If you want to see the full machine state as a text file, do (secd 'dump)
- the machine state will be serialized into file secdstate.dump
.
Garbage collection
(secd 'gc)
implements Mark&Sweep GC. See secd_mark_and_sweep_gc()
in memory.c
for details.
Symbol storage. Symbol strings are stored in the symstore: it's a list of bytevector buffers in the array heap. Symbols are only created and can't be deleted (like in EVM, this allows to avoid reallocation of symbol on each repeated function call). Symbol string pointers are unique: if such symbol string already exists, a pointer to the existing string is shared, otherwise full (32-bit) hash of the string and this string with ending '\0' is appended into the last buffer in the symstore; if there is no space in that buffer, a new buffer is allocated. String lookup is implemented by a chained rebalancing hashtable that points to a symbol string by symbol hash.
Input/output: READ
/PRINT
are implemented as built-in opcodes in C code. Scheme ports are half-implemented at the moment (see the list of native I/O functions). (load "path/to/file.scm")
is implemented by the interpreter.
To use a port for READ/PRINT, override variables *stdin*
and *stdout*
respectively:
(let ((*stdin* (open-input-string "(+ 2 2)"))) (read)) ;=> '(+ 2 2)
Tail-recursion: added tail-recursive calls optimization.

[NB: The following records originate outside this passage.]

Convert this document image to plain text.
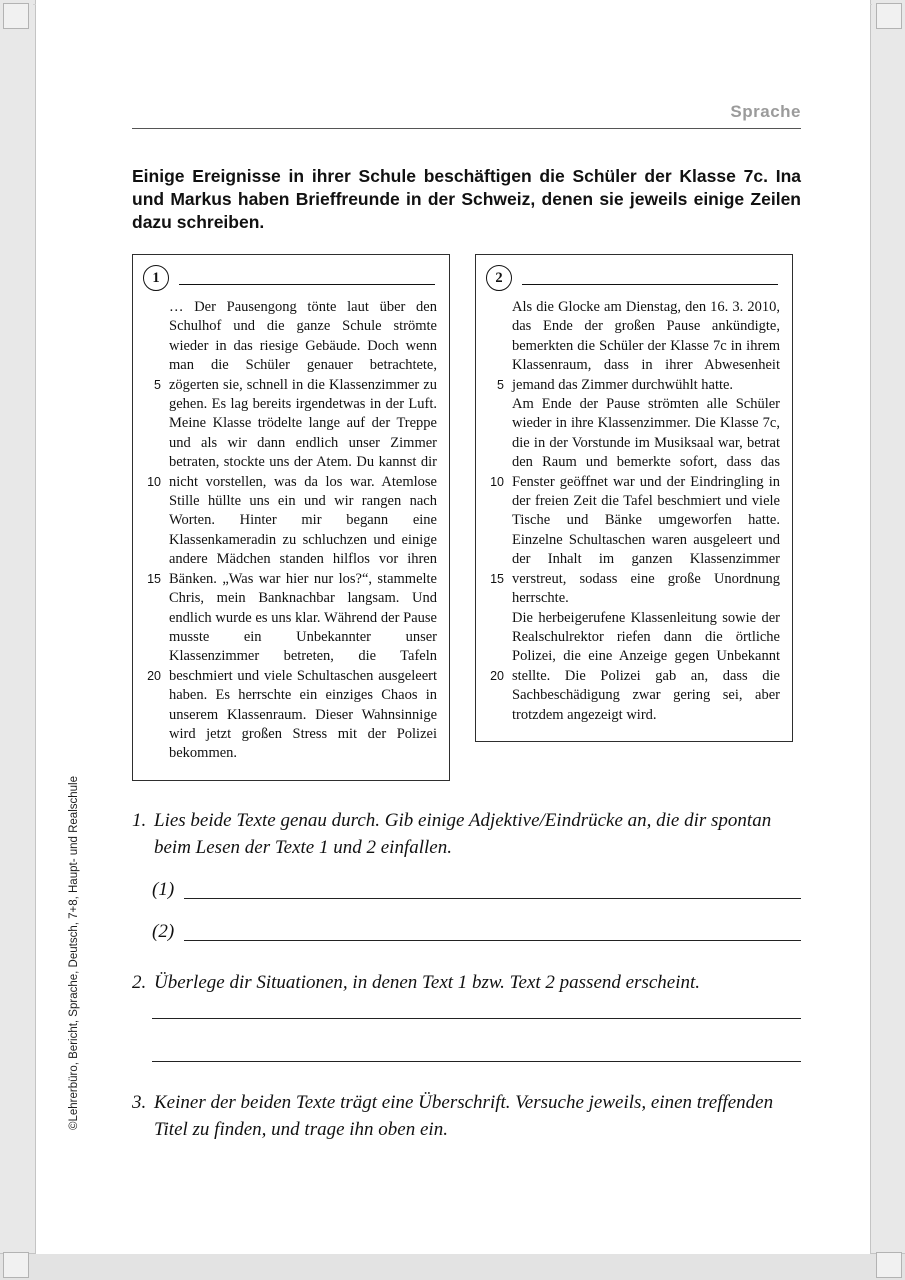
©Lehrerbüro, Bericht, Sprache, Deutsch, 7+8, Haupt- und Realschule
Sprache
Einige Ereignisse in ihrer Schule beschäftigen die Schüler der Klasse 7c. Ina und Markus haben Brieffreunde in der Schweiz, denen sie jeweils einige Zeilen dazu schreiben.
1
5
10
15
20

… Der Pausengong tönte laut über den Schulhof und die ganze Schule strömte wieder in das riesige Gebäude. Doch wenn man die Schüler genauer betrachtete, zögerten sie, schnell in die Klassenzimmer zu gehen. Es lag bereits irgendetwas in der Luft. Meine Klasse trödelte lange auf der Treppe und als wir dann endlich unser Zimmer betraten, stockte uns der Atem. Du kannst dir nicht vorstellen, was da los war. Atemlose Stille hüllte uns ein und wir rangen nach Worten. Hinter mir begann eine Klassenkameradin zu schluchzen und einige andere Mädchen standen hilflos vor ihren Bänken. „Was war hier nur los?“, stammelte Chris, mein Banknachbar langsam. Und endlich wurde es uns klar. Während der Pause musste ein Unbekannter unser Klassenzimmer betreten, die Tafeln beschmiert und viele Schultaschen ausgeleert haben. Es herrschte ein einziges Chaos in unserem Klassenraum. Dieser Wahnsinnige wird jetzt großen Stress mit der Polizei bekommen.

2
5
10
15
20

Als die Glocke am Dienstag, den 16. 3. 2010, das Ende der großen Pause ankündigte, bemerkten die Schüler der Klasse 7c in ihrem Klassenraum, dass in ihrer Abwesenheit jemand das Zimmer durchwühlt hatte.

Am Ende der Pause strömten alle Schüler wieder in ihre Klassenzimmer. Die Klasse 7c, die in der Vorstunde im Musiksaal war, betrat den Raum und bemerkte sofort, dass das Fenster geöffnet war und der Eindringling in der freien Zeit die Tafel beschmiert und viele Tische und Bänke umgeworfen hatte. Einzelne Schultaschen waren ausgeleert und der Inhalt im ganzen Klassenzimmer verstreut, sodass eine große Unordnung herrschte.

Die herbeigerufene Klassenleitung sowie der Realschulrektor riefen dann die örtliche Polizei, die eine Anzeige gegen Unbekannt stellte. Die Polizei gab an, dass die Sachbeschädigung zwar gering sei, aber trotzdem angezeigt wird.

1. Lies beide Texte genau durch. Gib einige Adjektive/Eindrücke an, die dir spontan beim Lesen der Texte 1 und 2 einfallen.
(1)
(2)
2. Überlege dir Situationen, in denen Text 1 bzw. Text 2 passend erscheint.
3. Keiner der beiden Texte trägt eine Überschrift. Versuche jeweils, einen treffenden Titel zu finden, und trage ihn oben ein.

The criterion for tail-recursion optimization: given a function A which calls a function B, which calles a function C, if B does not mess the stack after C call (that is, returns the value produced by C to A), we can drop saving B state (its S,E,C) on the dump when calling C. "Not messing the stack" means that there are no commands other than JOIN
, RTN
and combo CONS CAR
(used by the Scheme compiler to implement (begin)
forms) between AP
in B and B's RTN
. Also all SEL
return points saved on the dump must be dropped.
The check for validity of TR optimization is done by function new_dump_if_tailrec()
in interp.c
for every AP.
Tail-recursion modifies AP operation to not save S,E,C of the current function on the dump, also dropping all conditional branches return points saved on the dump:
AP (with TR) : ( ((args c').e').argv.s, e, AP.c, j1.j2...jN.d)
-> (nil, frame(args, argv).e', c', d)
where j1, j2, ..., jN are jump return points saved by SELs in the current function.
RTN : not changed, it just loads A's state from the dump in C's `RTN`.
Continuations
SECDScheme supports compiling call/cc
using a special opcode, APCC. Captured continuations may be called just like a function that takes a single argument:
;;;; Example #1
>>
(define (any pred lst)
(call/cc (lambda (return)
(for-each
(lambda (x) (if (pred x)
(return #t) ;; jump out, returning #t instead of call/cc body
#f)) lst)
#f)))
;; Example #2
>> (define cc (box #f))
>> (define (val!) (call/cc (lambda (k) (box-set! cc k) 1)))
>> (+ 1 (* 10 (val!)))
11
>> ((box-ref cc) 2)
21
>> ((box-ref cc) 3)
31